CAN WE DESIGN A MARKET FOR COMPETITIVE HEALTH INSURANCE?
THE EVIDENCE ON BUDGET HOLDING
The appeal of budget holding is that it offers more appropriate incentives than fee-for-service or cost
reimbursement. The budget holder shares the financial risk with the funder of care, and therefore
has an incentive to ensure that optimal care is delivered. Skimping on quality and/or quantity of
service provision should be avoided as this will lead to poorer health outcomes which will require
further expenditure on services. Under managed competition, the budget holder is an insurance
fund. However, other variants of this provide for budget holding for defined population groups
without explicit competition, and the budget holder may be purchaser or a provider of care. For
example, in the UK General Practices hold budgets from which they purchase diagnostic services,
pharmaceuticals, specialist treatment and hospital admissions. Individuals must be registered with
a general practice and have some choice of the practices available in their local area, but explicit
competition between practices is not part of the strategy. In Australia, the Area Health Service model,
in which a health authority has responsibility for a population group defined on its place of residence,
has been considered as a possibility.
Fund holding also requires the appropriate risk adjustment mechanisms. However, once competitive
insurance is excluded, the incentives and opportunity for cream skimming are much reduced. What
is required is that the risk adjustment works fairly at the population or group rather than individual
level, and so the precision required is far less. It is important that the group size is sufficient to give
an adequate spread of risks, but small enough for there to be a recognised opportunity cost in
resource allocation.
As already noted, the development of managed care plans in the US since 1992 has been associated
with a constraint on expenditure growth. The extent to which this has been due to, rather than
coincident with, budget holding has been a focus for research since the advent of interest in HMOs.

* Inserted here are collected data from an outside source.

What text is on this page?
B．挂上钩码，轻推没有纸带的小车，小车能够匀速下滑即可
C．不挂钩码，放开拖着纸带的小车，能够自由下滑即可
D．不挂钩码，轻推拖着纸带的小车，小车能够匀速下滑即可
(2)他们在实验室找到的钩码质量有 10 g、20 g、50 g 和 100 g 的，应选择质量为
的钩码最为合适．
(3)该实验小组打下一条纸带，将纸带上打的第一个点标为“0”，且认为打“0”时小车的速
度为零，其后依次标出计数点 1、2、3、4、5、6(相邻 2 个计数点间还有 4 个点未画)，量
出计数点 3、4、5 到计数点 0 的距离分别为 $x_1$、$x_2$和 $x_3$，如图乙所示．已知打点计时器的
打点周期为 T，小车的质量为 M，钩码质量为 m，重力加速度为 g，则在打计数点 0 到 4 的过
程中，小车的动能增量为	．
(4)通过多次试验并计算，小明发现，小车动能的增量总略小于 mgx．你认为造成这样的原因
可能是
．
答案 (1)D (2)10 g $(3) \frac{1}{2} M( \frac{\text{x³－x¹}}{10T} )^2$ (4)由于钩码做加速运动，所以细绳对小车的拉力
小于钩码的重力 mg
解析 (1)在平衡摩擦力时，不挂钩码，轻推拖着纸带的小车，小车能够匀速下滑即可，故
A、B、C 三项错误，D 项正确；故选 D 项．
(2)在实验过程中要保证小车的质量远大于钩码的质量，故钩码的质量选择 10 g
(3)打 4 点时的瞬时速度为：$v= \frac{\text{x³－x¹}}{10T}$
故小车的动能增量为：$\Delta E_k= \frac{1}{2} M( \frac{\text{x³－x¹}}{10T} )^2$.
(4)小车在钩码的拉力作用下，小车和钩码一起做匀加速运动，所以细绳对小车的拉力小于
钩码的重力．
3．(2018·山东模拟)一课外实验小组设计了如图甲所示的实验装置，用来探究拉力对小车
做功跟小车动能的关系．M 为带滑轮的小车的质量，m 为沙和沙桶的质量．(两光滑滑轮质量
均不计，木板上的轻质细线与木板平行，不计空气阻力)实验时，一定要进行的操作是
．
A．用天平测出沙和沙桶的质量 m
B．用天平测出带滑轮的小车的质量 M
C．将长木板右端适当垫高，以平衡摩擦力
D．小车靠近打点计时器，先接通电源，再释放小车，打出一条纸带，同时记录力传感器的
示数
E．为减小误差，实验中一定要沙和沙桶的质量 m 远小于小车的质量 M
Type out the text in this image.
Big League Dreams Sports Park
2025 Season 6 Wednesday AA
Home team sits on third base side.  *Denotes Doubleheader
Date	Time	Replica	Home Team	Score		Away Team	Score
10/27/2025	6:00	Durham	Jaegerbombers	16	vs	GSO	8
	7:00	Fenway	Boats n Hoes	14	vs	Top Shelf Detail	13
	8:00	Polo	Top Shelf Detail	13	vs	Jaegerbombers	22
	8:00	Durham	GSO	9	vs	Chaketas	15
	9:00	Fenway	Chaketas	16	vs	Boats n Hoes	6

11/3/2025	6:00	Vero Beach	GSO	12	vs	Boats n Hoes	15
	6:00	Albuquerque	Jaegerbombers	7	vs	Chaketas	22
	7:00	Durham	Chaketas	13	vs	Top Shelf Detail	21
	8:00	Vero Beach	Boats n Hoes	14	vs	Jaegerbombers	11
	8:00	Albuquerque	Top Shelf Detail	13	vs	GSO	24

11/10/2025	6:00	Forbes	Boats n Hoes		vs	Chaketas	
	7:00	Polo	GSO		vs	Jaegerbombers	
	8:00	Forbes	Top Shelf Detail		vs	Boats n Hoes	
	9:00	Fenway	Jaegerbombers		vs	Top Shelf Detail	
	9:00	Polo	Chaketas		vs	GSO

Historically, HMOs have had a healthier population of enrollees so the extent to which lower costs
are driven by cream skimming versus better management of care is an important question. Studies
on resource use yield mixed results; some show lower utilisation and costs even after controlling
for selection bias while others show no difference (Miller, Luft 1997). However, even where savings
are achieved, these seem to be one-off gains with no long term change in expenditure growth rates
(Marquis, Long 1999). Caution must be exercised in interpretation as the form of the budget holding
organisation, the enrollees, and the categories of services covered all differ. Further, the period from
1992-3 to 1999-2000 was also marked by a more active purchasing role in health insurance (in the
US most private insurance is paid as an employment benefit and so employers negotiate insurance
contracts) and by excess capacity in the doctor and hospital markets (Miller, Luft 1997). Even with
these caveats, the results do not necessarily apply to other countries for the US health system, with
its high levels of utilisation and prices, presents an opportunity for what Reinhardt calls the bounty-
hunters (Reinhardt 1996).
GP fundholders in the UK did appear, at least in the first wave, to achieve cost containment in that
most came in under budget (Glennerster, Matsaganis et al. 1994). However, GP practices self
selected into the trial scheme and budgets were probably set generously. The scope of the budgets
and the number of practices included has been extended over time; now GPs are organised into
303 Primary Care Trusts which will eventually be responsible for 75% of the NHS budget. Overall,
it is difficult to judge from this the effect of primary care budget holding on cost containment, as at
the same time there has been a marked increase in the resources committed to the NHS with the
most recent NHS Plan providing for 6.3% increase in funding from 2000 to 2004. It is clear that the
various NHS reforms, including the purchaser-provider split between the health authorities and the
hospitals, have resulted in a large increase in transaction costs.
In Israel, a trial of budget holding in primary care has shown success in cost containment, with
expenditure under budget holding increasing by 12.5% per capita over a three year period compared
to 70% in the non-budget holding group (Gross, Nirel 1997). The trial period is too short to ascertain
whether this can be sustained in the long term, but even within the three years there is evidence that
the differential in cost increases reduced over time.